An extension bundling the language server and the .quilt grammar for syntax highlighting — so the whole experience works out of the box. Install it straight from the VS Code Marketplace.
Design Tenets
The principles behind every design decision in Quilt.
Macro systems, web development frameworks, build scripts — many tasks in software development and maintenance can be considered meta-programming. These tasks are often awkward and error-prone because they stray from the tools and guarantees of normal languages. We embrace meta-programming as a necessary evil and build tools to address these pain points.
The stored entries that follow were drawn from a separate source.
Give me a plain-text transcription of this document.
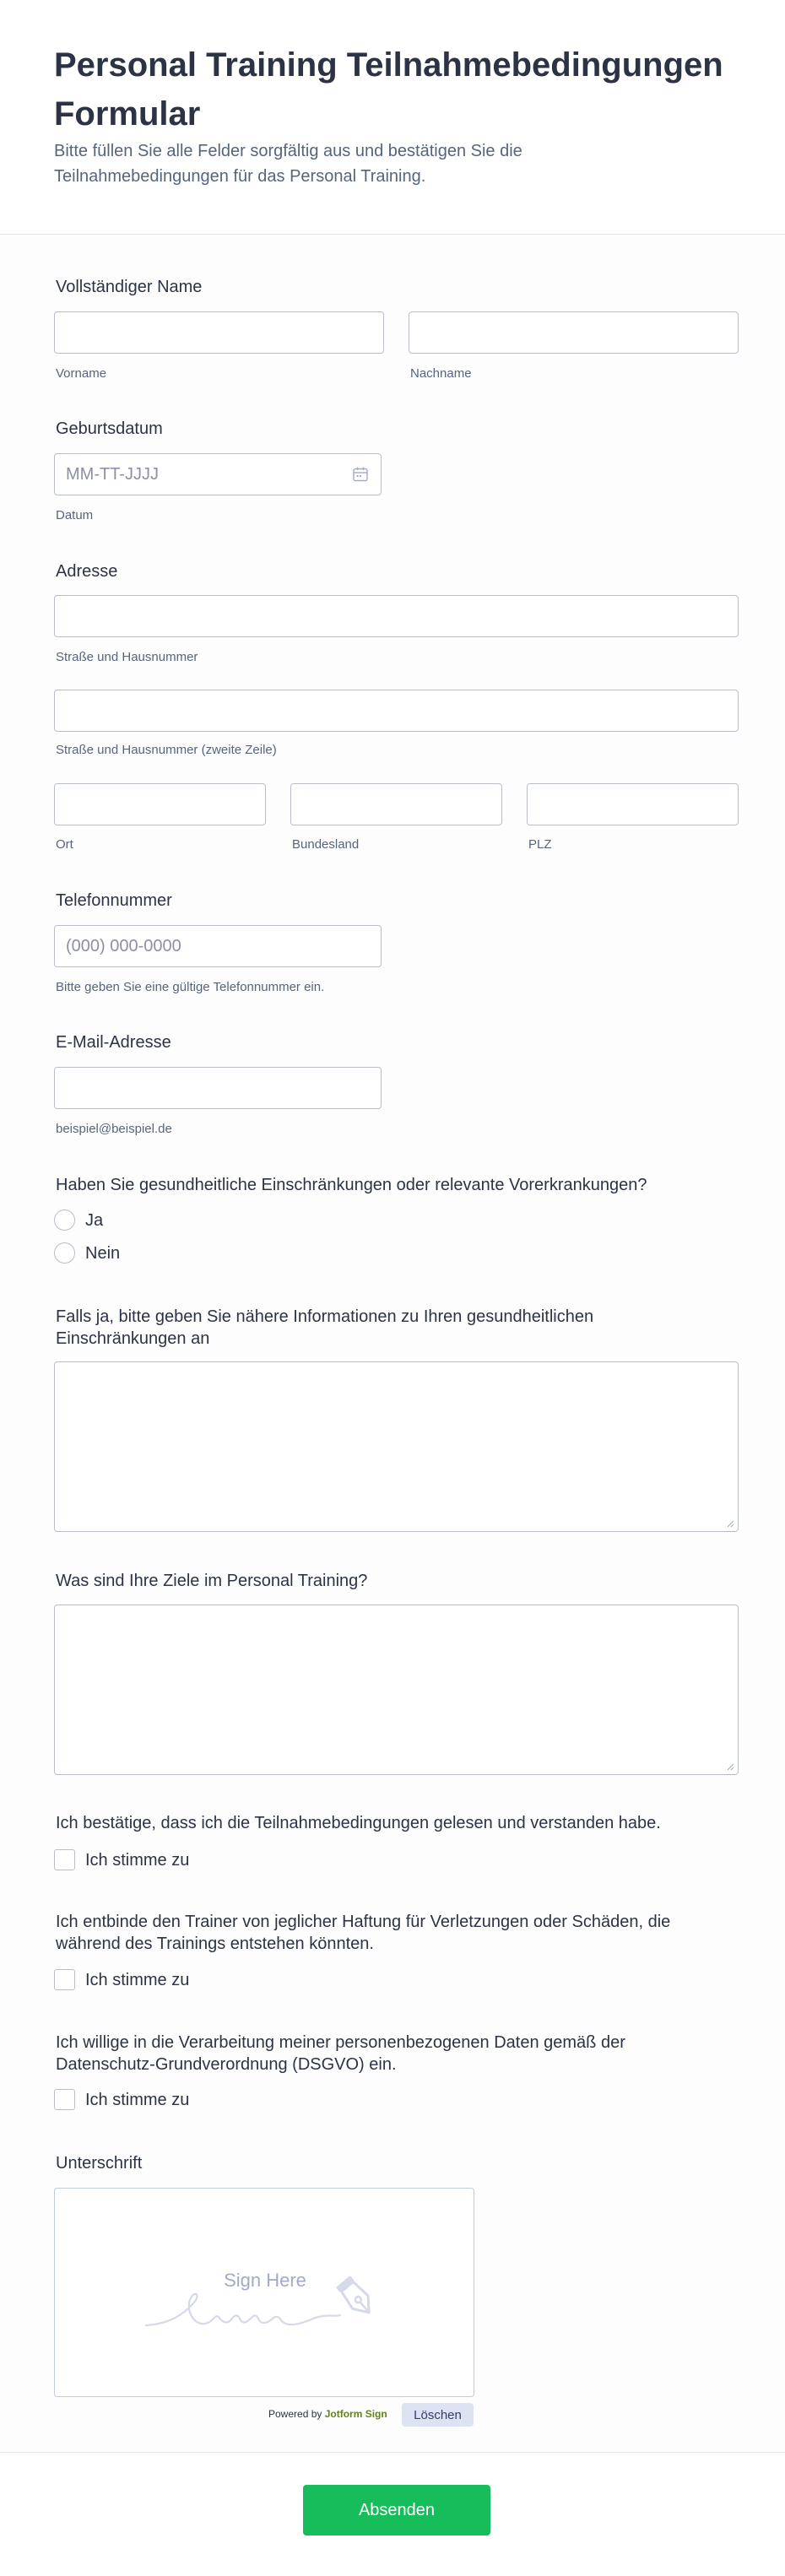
Personal Training Teilnahmebedingungen Formular
Bitte füllen Sie alle Felder sorgfältig aus und bestätigen Sie die Teilnahmebedingungen für das Personal Training.
Vollständiger Name
Vorname	Nachname
Geburtsdatum
MM-TT-JJJJ
Datum
Adresse
Straße und Hausnummer
Straße und Hausnummer (zweite Zeile)
Ort	Bundesland	PLZ
Telefonnummer
(000) 000-0000
Bitte geben Sie eine gültige Telefonnummer ein.
E-Mail-Adresse
beispiel@beispiel.de
Haben Sie gesundheitliche Einschränkungen oder relevante Vorerkrankungen?
Ja
Nein
Falls ja, bitte geben Sie nähere Informationen zu Ihren gesundheitlichen Einschränkungen an
Was sind Ihre Ziele im Personal Training?
Ich bestätige, dass ich die Teilnahmebedingungen gelesen und verstanden habe.
Ich stimme zu
Ich entbinde den Trainer von jeglicher Haftung für Verletzungen oder Schäden, die während des Trainings entstehen könnten.
Ich stimme zu
Ich willige in die Verarbeitung meiner personenbezogenen Daten gemäß der Datenschutz-Grundverordnung (DSGVO) ein.
Ich stimme zu
Unterschrift
Sign Here
Powered by Jotform Sign	Löschen
Absenden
We don’t write programs by constructing syntax trees, so we shouldn’t have to do so when writing meta-programs. Languages already expose textual syntax as their primary interface, so we avoid expanding their surface areas with tree-like representations — letting each meta-language implementation freely choose the data structures used to represent code behind the scenes.
Languages shouldn’t force a single meta-language upon users, making them learn a whole new language for such purposes. Users should be able to choose whichever meta-language best fits the job at hand, as we do when choosing a normal language or framework. Standardizing the syntax for stitching languages together can make it easier to switch between languages.